One of them said, “See if that has got a false bottom on it,” and kicked his foot through the back of the cabinet. “Anything suspicious, that can’t be opened, bring out here and we’ll open it that way,” he said to the others, laughing.

 

“I’ll be glad to open anything for you,” I called. “Please do not break my furniture.”

 

He pointed his finger at me and said, “Quiet.”

 

I heard glass breaking from inside.

 

“Do you not know what a window costs?” I asked. “Tell them to stop, sir, and I will open all to you.”

 

“I said quiet, Goody. If you impede His Majesty’s search, you will be arrested.”

 

“Pray tell me what His Majesty is searching for?”

 

“Anything amiss, I told you already. Here, boys, bring that one over here.”

 

He caved in the top of a small cloverleaf table with one thrust of his boot. They emptied every drawer onto the floor, opened every cupboard, and even upended the crocks of flour upon the table. One of them opened a tin where I kept precious black pepper.

 

“Here we go,” he said to his fellows with a grin.

 

“You leave that be,” I said. “It is pepper that cost me dear.”

 

He sneered. “It’s black powder, eh? And look at this, a silver sixpence.”

 

“That is to keep it fresh,” I said. Cullah came running and stood beside me.

 

“So you’re hiding money and black powder. We could shoot you on the spot, but as we are gentle chaps, we won’t. Long as you close your yap. Word is that you’re hiding wool and soft cloth. Where is it?”

 

As he said that last, one of them pitched my flax wheel into the yard where it landed with a crushing sound.

 

Cullah put his arms protectively about me. I shook with fury. After a while I was even more angry because I sensed he was protecting them from me.
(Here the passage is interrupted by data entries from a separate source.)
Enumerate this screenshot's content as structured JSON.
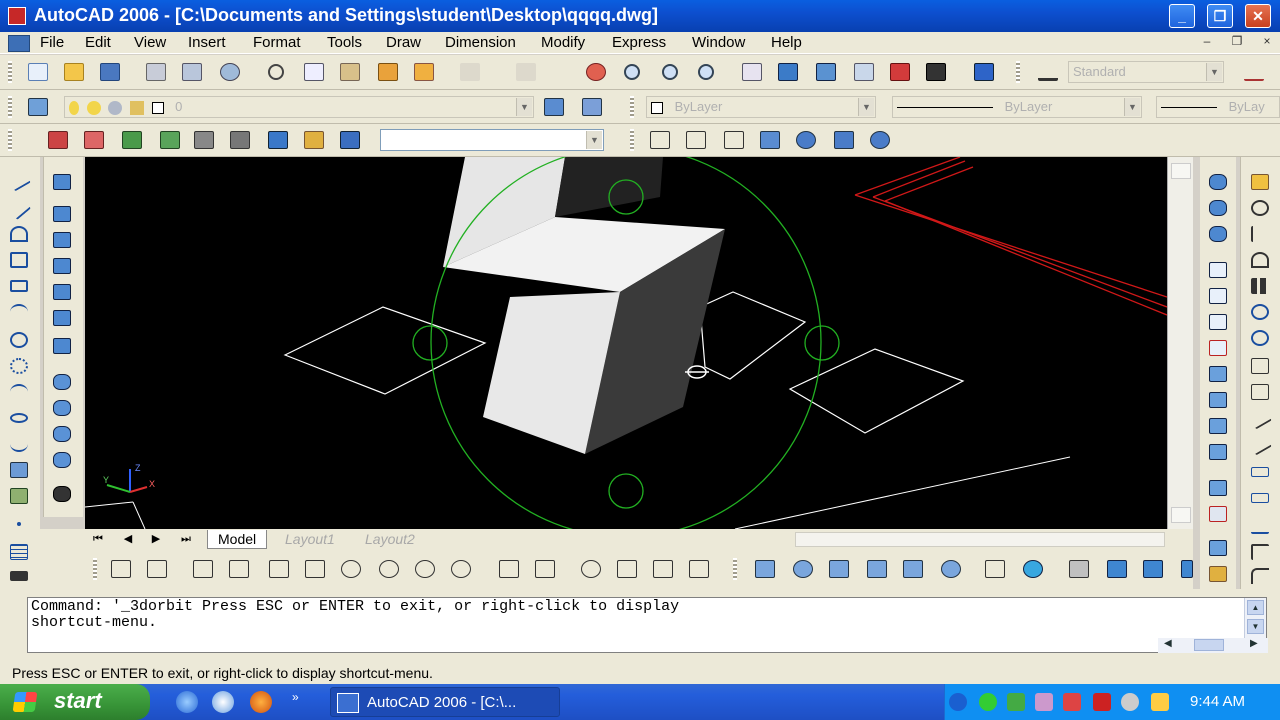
{
  "window": {
    "title": "AutoCAD 2006 - [C:\\Documents and Settings\\student\\Desktop\\qqqq.dwg]",
    "controls": {
      "minimize": "_",
      "maximize": "❐",
      "close": "✕"
    }
  },
  "menubar": {
    "items": [
      "File",
      "Edit",
      "View",
      "Insert",
      "Format",
      "Tools",
      "Draw",
      "Dimension",
      "Modify",
      "Express",
      "Window",
      "Help"
    ],
    "mdi_controls": [
      "–",
      "❐",
      "×"
    ]
  },
  "toolbars": {
    "text_style": "Standard",
    "layer_value": "0",
    "color_value": "ByLayer",
    "linetype_value": "ByLayer",
    "lineweight_value": "ByLay"
  },
  "layout_tabs": {
    "nav": [
      "⏮",
      "◀",
      "▶",
      "⏭"
    ],
    "tabs": [
      "Model",
      "Layout1",
      "Layout2"
    ],
    "active": "Model"
  },
  "command": {
    "line1": "Command: '_3dorbit Press ESC or ENTER to exit, or right-click to display",
    "line2": "shortcut-menu."
  },
  "status": {
    "text": "Press ESC or ENTER to exit, or right-click to display shortcut-menu."
  },
  "taskbar": {
    "start_label": "start",
    "task_label": "AutoCAD 2006 - [C:\\...",
    "clock": "9:44 AM"
  },
  "ucs_icon": {
    "x_label": "X",
    "y_label": "Y",
    "z_label": "Z"
  },
  "colors": {
    "titlebar": "#0d4fcf",
    "viewport_bg": "#000000",
    "orbit_arc": "#22b022",
    "red_lines": "#d01818",
    "start_green": "#379437"
  }
}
Of course, I would have suffered, but the storm raging in my ribs was the size of a hurricane.

 

By the time they had dragged half of the household outside to the front yard, one of them decided to search the barn. He returned, leading one of our three cows. Another man came from the house with the bowl of egg whites. He stuck in a finger and licked it, made a face, and tossed the bowl into the flowerbed where the crockery broke in three pieces and the eggs lay like a tiny snowdrift against a stand of summer daisies past their season. Alice stayed close to Cullah and me. One of them poked a dagger at her chin, which she raised defiantly, and he asked her, “We seen that spinner’s wheel. Where’s the wool from it, wench?”

 

“It is a flaxen wheel,” Alice said. “It does not make wool; it spins flaxen thread. It’s the stuff your underwear is made of, if you are so gentle as to wear it.”

 

The man’s mouth opened and his face reddened, saying, “I’ll show you, wench, who needs underwear and who don’t.” Then he laughed and ticked at the ruffle of her cap with his dagger, laughing again before he walked away.